Há indícios de plausibilidade na imensa e imponderável relação de probabilidades que se abrem a partir da legalização de um sistema absurdo, como os cursos para formação de “tecnólogos de direito”. Elas vão desde negociações e compadrio político, passam por especulações sobre recuperação e fortalecimento partidário, até chegar a estratégias pouco recomendáveis de ação política que o Brasil se esforça para banir de nossa trágica realidade. Mas em momento algum é possível identificar na proposta qualquer preocupação do MEC com a qualidade do ensino superior do País. Já disse, em artigo publicado em abril com o título Estelionato Educacional, que a mudança de governo não foi suficiente para afastar a contumácia de antigas práticas de favorecimento e compadrio, invariavelmente destinadas ao prejuízo do cidadão.
É absolutamente justificável a preocupação da OAB Paraná com a perspectiva de liberação dos cursos de tecnólogo, muitos dos quais continuam operando apesar da suspensão “para estudos” do projeto do CNE que os haveria de autorizar. Estão claramente evidenciados, na questão, o poder e a influência dos lobistas das milionárias redes particulares. A homologação dos pedidos de autorização para o funcionamento dos tais cursos superiores de tecnologia em serviços jurídicos e equivalentes, aprovada pelo Conselho Nacional de Educação (CNE), em fevereiro em atendimento a pedido da Faculdade de Paraíso do Norte foi efetivada em abril deste ano.

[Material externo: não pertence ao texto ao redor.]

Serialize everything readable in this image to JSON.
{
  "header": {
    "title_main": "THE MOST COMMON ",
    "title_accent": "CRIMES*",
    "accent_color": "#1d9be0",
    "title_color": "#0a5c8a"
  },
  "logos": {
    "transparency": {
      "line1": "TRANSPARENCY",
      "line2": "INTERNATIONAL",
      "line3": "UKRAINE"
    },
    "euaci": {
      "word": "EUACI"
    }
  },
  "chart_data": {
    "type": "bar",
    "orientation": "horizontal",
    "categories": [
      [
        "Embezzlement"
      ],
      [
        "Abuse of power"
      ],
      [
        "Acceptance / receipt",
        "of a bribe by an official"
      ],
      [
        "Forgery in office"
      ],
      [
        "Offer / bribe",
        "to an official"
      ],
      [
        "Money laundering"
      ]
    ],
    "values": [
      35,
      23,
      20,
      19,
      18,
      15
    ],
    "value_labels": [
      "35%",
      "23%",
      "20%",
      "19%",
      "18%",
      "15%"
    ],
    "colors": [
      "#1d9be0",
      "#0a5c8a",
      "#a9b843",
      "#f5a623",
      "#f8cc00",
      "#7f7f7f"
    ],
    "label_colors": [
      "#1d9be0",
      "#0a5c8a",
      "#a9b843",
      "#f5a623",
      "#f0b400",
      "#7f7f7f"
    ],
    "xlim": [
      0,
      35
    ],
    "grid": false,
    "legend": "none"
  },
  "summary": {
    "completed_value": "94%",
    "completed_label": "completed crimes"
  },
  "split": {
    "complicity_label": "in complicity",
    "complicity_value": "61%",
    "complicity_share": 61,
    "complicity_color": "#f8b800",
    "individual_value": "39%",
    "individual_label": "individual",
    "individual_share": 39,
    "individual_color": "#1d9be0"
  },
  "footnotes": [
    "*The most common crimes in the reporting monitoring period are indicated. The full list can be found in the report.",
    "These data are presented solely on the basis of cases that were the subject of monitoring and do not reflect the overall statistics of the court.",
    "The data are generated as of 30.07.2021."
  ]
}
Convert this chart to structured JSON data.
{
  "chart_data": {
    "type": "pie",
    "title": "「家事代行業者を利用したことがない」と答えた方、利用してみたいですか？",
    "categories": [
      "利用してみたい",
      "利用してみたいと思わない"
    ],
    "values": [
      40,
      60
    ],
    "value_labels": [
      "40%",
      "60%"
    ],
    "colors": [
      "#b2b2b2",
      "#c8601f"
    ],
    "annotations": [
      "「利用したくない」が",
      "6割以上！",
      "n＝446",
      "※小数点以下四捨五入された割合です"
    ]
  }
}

O início das aulas havia sido negado no ano passado, mas a instituição de ensino recorreu e ganhou, conforme noticiou o site do Conjur, que acrescentou: “No dia 18 de abril, um despacho do ministro Mendonça Filho, depois revogado depois de forte resistência da OAB, homologou o parecer do CNE que aprovou o início das aulas”. Vale assinalar que o relator do parecer foi o conselheiro Joaquim José Soares Neto, recentemente empossado. Pessoa fortemente credenciada e de larga experiência nos meios acadêmicos, ele se envolve em pesquisas relacionadas à avaliação educacional há mais de 15 anos. É membro da Comissão Nacional de Avaliação da Educação Superior (Conaes). Integra o conselho científico da Associação Brasileira de Avaliação Educacional. Foi presidente do Instituto Nacional de Estudos e Pesquisas Educacionais Anísio Teixeira. No entanto, é graduado em Física.
É claro que isso não o descredencia a emitir parecer sobre questões relacionadas à profissão de advogado, mas sua formação acadêmica, com doutorado na Aarhus University, na Dinamarca, e pós-doutorado no Califórnia Institute of Technology, nos Estados Unidos, bem como seus vários trabalhos publicados sobre física teórica, o credenciam mais à área de Ciências Exatas do que de Humanas. Ademais, sua larga experiência em avaliação escolar deveria conduzi-lo antes a apoiar as antigas reivindicações da OAB relacionadas à má qualidade do ensino jurídico no país. A questão foi avaliada em nota pública da OAB, equipara a iniciativa ao “mesmo princípio que ao longo das últimas duas décadas mercantilizou o sistema educacional, colocando o padrão de qualidade de ensino e de reconhecimento aos professores em patamar secundário.
– Exemplo claro disso é o absurdo volume de novos cursos de Direito que foram criados sem que requisitos mínimos de qualidade fossem exigidos.
O resultado dessas atitudes temerárias é observado com frequência nos exames de proficiência realizados com os bacharéis que depositaram seus sonhos em busca de formação profissional, mas acabaram sendo vítimas de um verdadeiro estelionato educacional, promovido pela ganância de instituições que buscam apenas o lucro, e a leniência do próprio Ministério da Educação, não levando em consideração os pareceres da OAB pela negativa na abertura de novos cursos de Direito no Brasil.
A preocupação da OAB, manifestada por todas as representações nos estados, justifica-se plenamente na medida em que o prazo estabelecido pelo MEC para reavaliação da proposta se aproxima da conclusão. Até porque o “Fórum das Entidades Representativas do Ensino Superior Particular”, composto por uma série de associações, sindicatos e federações do setor, é favorável à medida e mostra disposição de continuar a defendê-la. A entidade assinalou que o Conselho Federal (da OAB) não tem “a palavra final” sobre o tema, pois cabe ao CNE e outros órgãos do Ministério da Educação o poder de estabelecer diretrizes educacionais em qualquer área do conhecimento humano. Fica evidente aí a divergência de enfoque: a entidade preocupa-se exclusivamente com o que o acadêmico representa no faturamento de seus associados, enquanto a OAB observa a qualificação do profissional e os efeitos que sua formação pode produzir.